I giorni successivi ci facemmo accompagnare ad una spiaggia ad una quarantina di chilometri dall’Avana, Playa el est, dove facemmo una bella giornata di mare. Qui uno di noi conobbe una ragazza e si fidanzò momentaneamente. Rimase inebriato immediatamente, a tal punto che lasciò il suo posto in albergo e se ne andò a vivere per i giorni a seguire in piccolo appartamento in affitto.
Fu impressionante pranzare in un chiosco sulla spiaggia. Era recintato con dei paletti di legno. All’interno vi eravamo noi a mangiare pollo, all’esterno della gente che ci guardava. Mi sentivo in difficoltà.

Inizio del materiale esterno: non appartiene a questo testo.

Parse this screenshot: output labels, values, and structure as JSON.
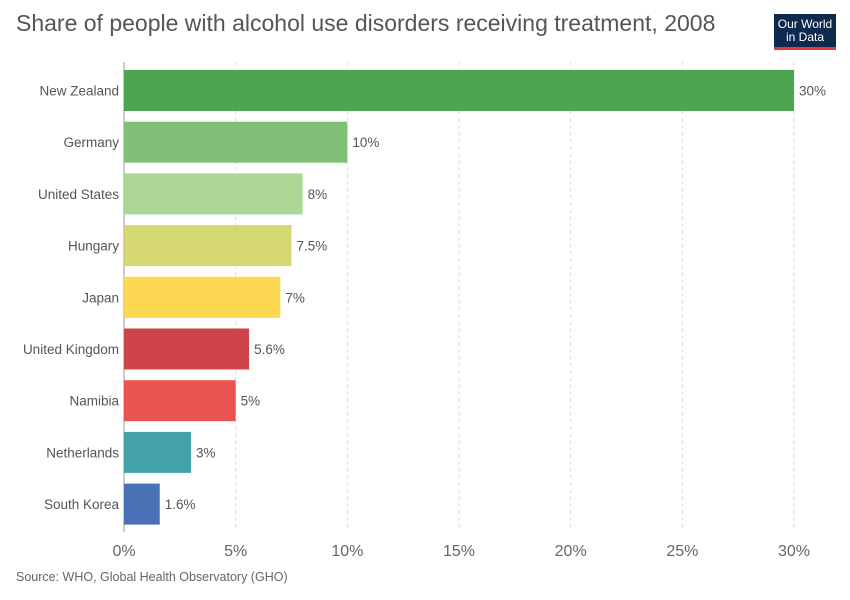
{
  "header": {
    "title": "Share of people with alcohol use disorders receiving treatment, 2008",
    "logo_line1": "Our World",
    "logo_line2": "in Data"
  },
  "footer": {
    "source": "Source: WHO, Global Health Observatory (GHO)"
  },
  "chart_data": {
    "type": "bar",
    "orientation": "horizontal",
    "title": "Share of people with alcohol use disorders receiving treatment, 2008",
    "categories": [
      "New Zealand",
      "Germany",
      "United States",
      "Hungary",
      "Japan",
      "United Kingdom",
      "Namibia",
      "Netherlands",
      "South Korea"
    ],
    "values": [
      30,
      10,
      8,
      7.5,
      7,
      5.6,
      5,
      3,
      1.6
    ],
    "value_labels": [
      "30%",
      "10%",
      "8%",
      "7.5%",
      "7%",
      "5.6%",
      "5%",
      "3%",
      "1.6%"
    ],
    "colors": [
      "#43a047",
      "#7aba6f",
      "#a9d591",
      "#d3d56c",
      "#fdd649",
      "#cc3a3f",
      "#e94a45",
      "#3a9ea5",
      "#4069b2"
    ],
    "xlim": [
      0,
      30
    ],
    "xticks": [
      0,
      5,
      10,
      15,
      20,
      25,
      30
    ],
    "xtick_labels": [
      "0%",
      "5%",
      "10%",
      "15%",
      "20%",
      "25%",
      "30%"
    ],
    "grid": "vertical-dashed",
    "xlabel": "",
    "ylabel": ""
  }
}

Anche io avevo conosciuto già delle ragazze, una biondina l’avevo scartata perché troppo giovane e il mio accompagnatore affermò che gli Italiani in questo erano molto migliori dei Messicani che non avrebbero avuto pietà. Dentro di me pensai che non era esatta la generalizzazione, visti i signori che vi erano e come agivano. In ogni caso era giovane ed aveva già un figlio e questo mi faceva riflettere sullo schema sociale. Le persone là si sposano molto giovani, fanno figli e si separano senza porsi troppi problemi. Tutto l’inverso di ciò che accadeva da noi, in Italia. Poi incontrai una bella donna sulla venticinquina, frutto di un incrocio tra un’indiano e una spagnola. Un corpo ed un volto stratosferico. Infine una bella donna nera con un corpo stellare. Mi ero tolto la curiosità delle donne cubane. Devo aggiungere che le giudicai belle e divertenti. Di certo a loro piacevo e molto.
Facemmo anche un’escursione a Cayo Largo, un’isola appartenente a Cuba, eccezionale. Si atterra su una pista di terra battuta. L’hangar era un’enorme copertura in canna di bamboo e foglie di palmizio. Spiaggia bianchissima e mare spettacolare. Alloggiammo presso un villaggio a bungalow, vi erano vari confort, ma la vita non esisteva. Venendo dall’Avana, ci sembrava di aver spento improvvisamente le macchine. La sera, dopo aver cenato, ci mettemmo a giocare a carte e bevemmo l’inverosimile. Prendemmo una ciucca mostruosa e memorabile. Praticamente ci auto accompagnammo a letto tutti insieme. Il giorno successivo avevo un cerchio alla testa terribile e, mentre gli altri se ne stavano al sole, accesi una tv dove rimasi ipnotizzato da delle corride spagnole e portoghesi.
Ritornammo all’Avana, reincontrammo il nostro compagno e gli chiedemmo se volesse tornare con noi in Italia. Del resto il viaggio era libero ed ognuno poteva decidere per il proprio meglio. Per me e per alcuni altri stava terminando il tempo a disposizione. Quindi ci preparammo al rientro.
Quando andammo a salire in aereo, il mio amico che si era fidanzato, fu colto da un’incredibile malinconia. Gli veniva da piangere.
Nel cercare di farlo star meglio, mi permisi di distrarlo facendo i conti di quanto avevo speso nella frazione cubana.
Risultò una somma decisamente più bassa della sua. S’arrabbiò e capì che bisogna star attenti alle donne cubane.